EU finance ministers are scheduled to discuss the tax in March, but French government officials say it could be presented here as early as next month. The Senate has already passed a bill in November approving the levy.
While France’s financial sector remains resistant to the idea, non-governmental organisations point out that the financial sector is continuing to make profits despite the global economic crisis. And some of the profit-making is causing additional hardships to the world’s poor, they say.
A report published by Friends of the Earth Europe states that “European banks, pension funds and insurance companies are increasing global hunger and poverty by speculating on food prices and financing land grabs in poorer countries.”

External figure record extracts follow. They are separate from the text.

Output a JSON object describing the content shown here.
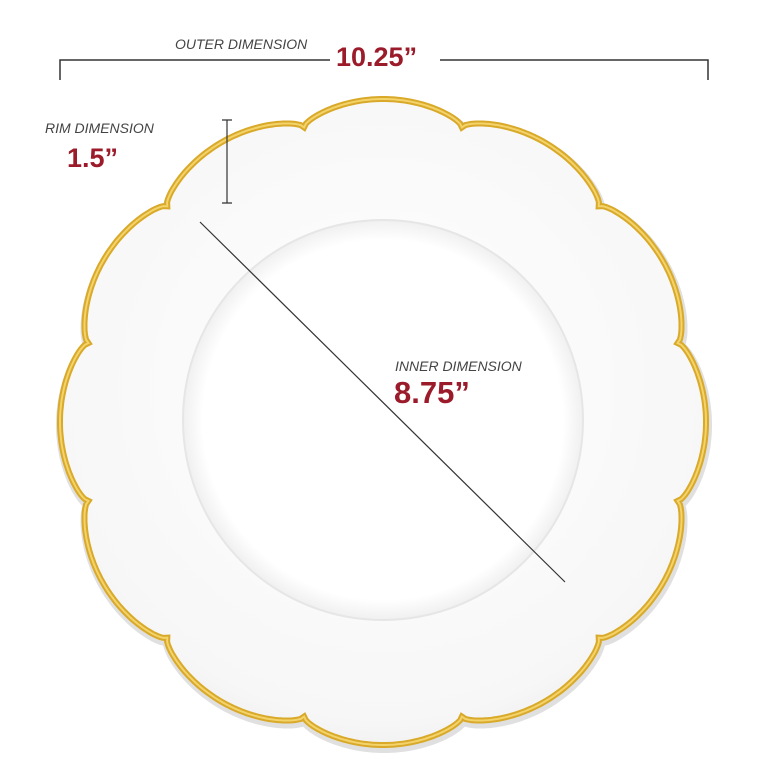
{
  "outer": {
    "label": "OUTER DIMENSION",
    "value": "10.25”"
  },
  "rim": {
    "label": "RIM DIMENSION",
    "value": "1.5”"
  },
  "inner": {
    "label": "INNER DIMENSION",
    "value": "8.75”"
  }
}
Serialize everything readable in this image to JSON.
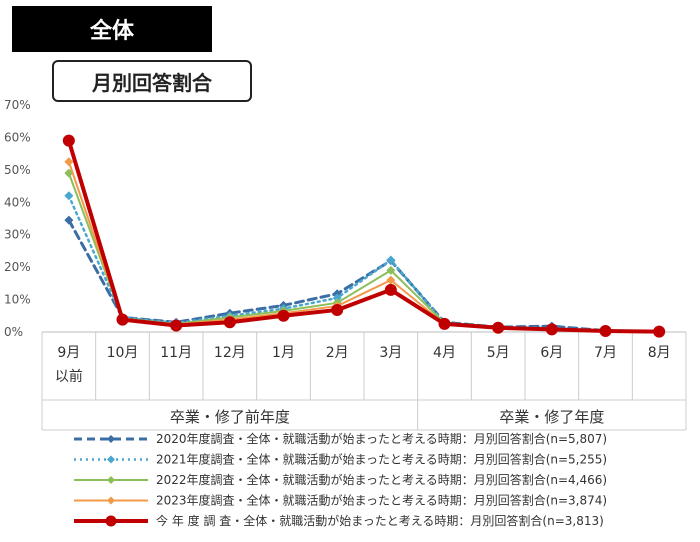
{
  "header": {
    "title": "全体"
  },
  "chart_subtitle": "月別回答割合",
  "chart_data": {
    "type": "line",
    "title": "全体",
    "subtitle": "月別回答割合",
    "ylim": [
      0,
      70
    ],
    "y_ticks": [
      "0%",
      "10%",
      "20%",
      "30%",
      "40%",
      "50%",
      "60%",
      "70%"
    ],
    "categories": [
      "9月 以前",
      "10月",
      "11月",
      "12月",
      "1月",
      "2月",
      "3月",
      "4月",
      "5月",
      "6月",
      "7月",
      "8月"
    ],
    "category_labels": [
      [
        "9月",
        "以前"
      ],
      [
        "10月"
      ],
      [
        "11月"
      ],
      [
        "12月"
      ],
      [
        "1月"
      ],
      [
        "2月"
      ],
      [
        "3月"
      ],
      [
        "4月"
      ],
      [
        "5月"
      ],
      [
        "6月"
      ],
      [
        "7月"
      ],
      [
        "8月"
      ]
    ],
    "groups": [
      {
        "label": "卒業・修了前年度",
        "span": [
          0,
          6
        ]
      },
      {
        "label": "卒業・修了年度",
        "span": [
          7,
          11
        ]
      }
    ],
    "grid": false,
    "legend_position": "bottom",
    "series": [
      {
        "name": "2020年度調査・全体・就職活動が始まったと考える時期：月別回答割合(n=5,807)",
        "color": "#3b6ea5",
        "dash": "8,5",
        "width": 3,
        "marker": "diamond",
        "values": [
          34.5,
          4.5,
          3.0,
          5.8,
          8.2,
          11.8,
          22.0,
          3.0,
          1.5,
          1.8,
          0.4,
          0.1
        ]
      },
      {
        "name": "2021年度調査・全体・就職活動が始まったと考える時期：月別回答割合(n=5,255)",
        "color": "#4aa8d0",
        "dash": "2,4",
        "width": 2.5,
        "marker": "diamond",
        "values": [
          42.0,
          4.5,
          2.8,
          5.0,
          7.2,
          10.5,
          22.2,
          2.8,
          1.5,
          1.2,
          0.4,
          0.1
        ]
      },
      {
        "name": "2022年度調査・全体・就職活動が始まったと考える時期：月別回答割合(n=4,466)",
        "color": "#8cbf5a",
        "dash": "",
        "width": 2,
        "marker": "diamond",
        "values": [
          49.0,
          4.2,
          2.5,
          4.5,
          6.5,
          9.0,
          19.0,
          2.8,
          1.5,
          1.0,
          0.4,
          0.1
        ]
      },
      {
        "name": "2023年度調査・全体・就職活動が始まったと考える時期：月別回答割合(n=3,874)",
        "color": "#f39a4a",
        "dash": "",
        "width": 2,
        "marker": "diamond",
        "values": [
          52.5,
          4.0,
          2.3,
          3.8,
          5.8,
          8.0,
          16.0,
          2.5,
          1.4,
          0.9,
          0.4,
          0.1
        ]
      },
      {
        "name": "今 年 度 調 査・全体・就職活動が始まったと考える時期：月別回答割合(n=3,813)",
        "color": "#c00000",
        "dash": "",
        "width": 4,
        "marker": "circle",
        "values": [
          59.0,
          3.8,
          2.0,
          3.0,
          5.0,
          6.8,
          13.0,
          2.5,
          1.3,
          0.8,
          0.3,
          0.1
        ]
      }
    ]
  }
}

The report examines the activities of 29 European banks, pension funds and insurance companies, including Deutsche Bank, Barclays, RBS, Allianz, BNP Paribas, AXA, HSBC, Generali, Allianz, Unicredit and Credit Agricole. It suggests that there is “significant involvement of these financial institutions in food speculation, and the direct or indirect financing of land grabbing.”
Friends of the Earth Europe and other organisations are calling for strict regulation to rein in these activities, and they believe that a tax on financial transactions would also help to decrease speculative trading in commodities.
“Food speculation, with billions of euros flooding in and out of financial products based on foodstuffs, causes price volatility,” the group said in a statement this week. “These rapid and unpredictable price swings hit the most vulnerable hardest, threatening their right to food, and making it more difficult for farmers to maintain an income – creating instability, hunger and poverty.”